Dagegen wird in der Stadt und im Landkreis Lüneburg keine Flucht aus dem doppelten Abiturjahrgang beobachtet. Gleiches gilt für Wilhelmshaven: „Der angebliche Trend kann in keinster Weise bestätigt werden. Es gibt sogar weniger Abgänge an die Integrierte Gesamtschule seit der Einführung des Zentralabiturs“, sagte ein Stadtsprecher. Auch bei den Oldenburger Gymnasien gibt es nach Angaben der Stadt keine signifikante Zahl, die belegt, dass Schüler aus den doppelten Abiturjahrgängen fliehen.

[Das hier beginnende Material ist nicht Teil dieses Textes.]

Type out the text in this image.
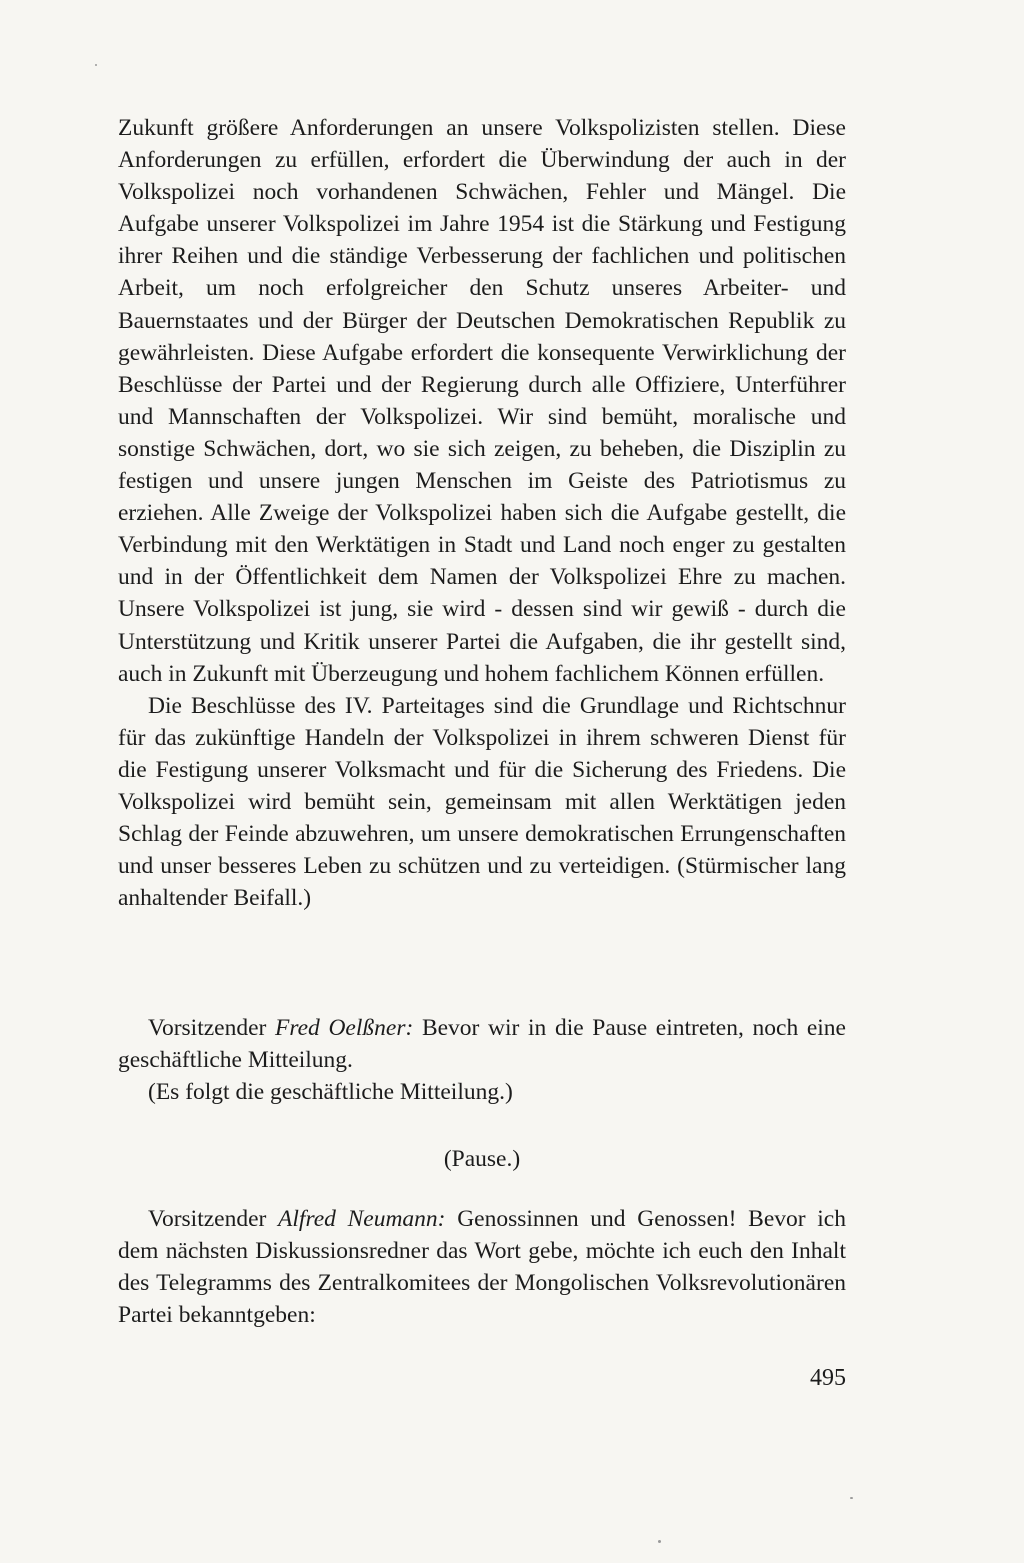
Zukunft größere Anforderungen an unsere Volkspolizisten stellen. Diese Anforderungen zu erfüllen, erfordert die Überwindung der auch in der Volkspolizei noch vorhandenen Schwächen, Fehler und Mängel. Die Aufgabe unserer Volkspolizei im Jahre 1954 ist die Stärkung und Festigung ihrer Reihen und die ständige Verbesserung der fachlichen und politischen Arbeit, um noch erfolgreicher den Schutz unseres Arbeiter- und Bauernstaates und der Bürger der Deutschen Demokratischen Republik zu gewährleisten. Diese Aufgabe erfordert die konsequente Verwirklichung der Beschlüsse der Partei und der Regierung durch alle Offiziere, Unterführer und Mannschaften der Volkspolizei. Wir sind bemüht, moralische und sonstige Schwächen, dort, wo sie sich zeigen, zu beheben, die Disziplin zu festigen und unsere jungen Menschen im Geiste des Patriotismus zu erziehen. Alle Zweige der Volkspolizei haben sich die Aufgabe gestellt, die Verbindung mit den Werktätigen in Stadt und Land noch enger zu gestalten und in der Öffentlichkeit dem Namen der Volkspolizei Ehre zu machen. Unsere Volkspolizei ist jung, sie wird - dessen sind wir gewiß - durch die Unterstützung und Kritik unserer Partei die Aufgaben, die ihr gestellt sind, auch in Zukunft mit Überzeugung und hohem fachlichem Können erfüllen.

Die Beschlüsse des IV. Parteitages sind die Grundlage und Richtschnur für das zukünftige Handeln der Volkspolizei in ihrem schweren Dienst für die Festigung unserer Volksmacht und für die Sicherung des Friedens. Die Volkspolizei wird bemüht sein, gemeinsam mit allen Werktätigen jeden Schlag der Feinde abzuwehren, um unsere demokratischen Errungenschaften und unser besseres Leben zu schützen und zu verteidigen. (Stürmischer lang anhaltender Beifall.)

Vorsitzender Fred Oelßner: Bevor wir in die Pause eintreten, noch eine geschäftliche Mitteilung.

(Es folgt die geschäftliche Mitteilung.)

(Pause.)

Vorsitzender Alfred Neumann: Genossinnen und Genossen! Bevor ich dem nächsten Diskussionsredner das Wort gebe, möchte ich euch den Inhalt des Telegramms des Zentralkomitees der Mongolischen Volksrevolutionären Partei bekanntgeben:

495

Ebenso wird aus dem Landkreis Aurich gemeldet: Wechsel in andere Schulformen, Schulabbrüche und Wiederholung einer Klasse gab es im üblichen Rahmen.

„Leider gibt es zum Ausmaß der Flucht der Schüler aus dem Turbo-Abi keine belastbaren Zahlen“, sagte Pascal Zimmer, Vorsitzender des Landeselternrats. Die Umstellung auf das Abitur nach zwölf Jahren (G8) habe an den Gymnasien unterschiedlich gut geklappt. Der Elternvertreter kritisierte, dass das Unterstützungssystem des Kultusministeriums mit Lehrkräften als Multiplikatoren in den Schulen überwiegend nicht funktioniert habe. Zimmer: „Viele Lehrerinnen und Lehrer haben sich alleingelassen und überfordert gefühlt. Im Hau-Ruck-Verfahren sollten Schulreformen nicht erfolgen. Die Zeche müssen die Schüler bezahlen.“

Im Land Bremen wird der erste Doppeljahrgang im kommenden Jahr sein Abitur ablegen. Eine Flucht aus dem Doppeljahrgang stellt das Bremer Bildungsressort bisher nicht fest. „Mit der Bremer Schulreform bieten alle Oberschulen künftig das Abitur nach 13 Jahren an, so dass eine echte alternative Wahl besteht“, erklärte Klara Götz, Sprecherin der Senatorin für Bildung und Wissenschaft.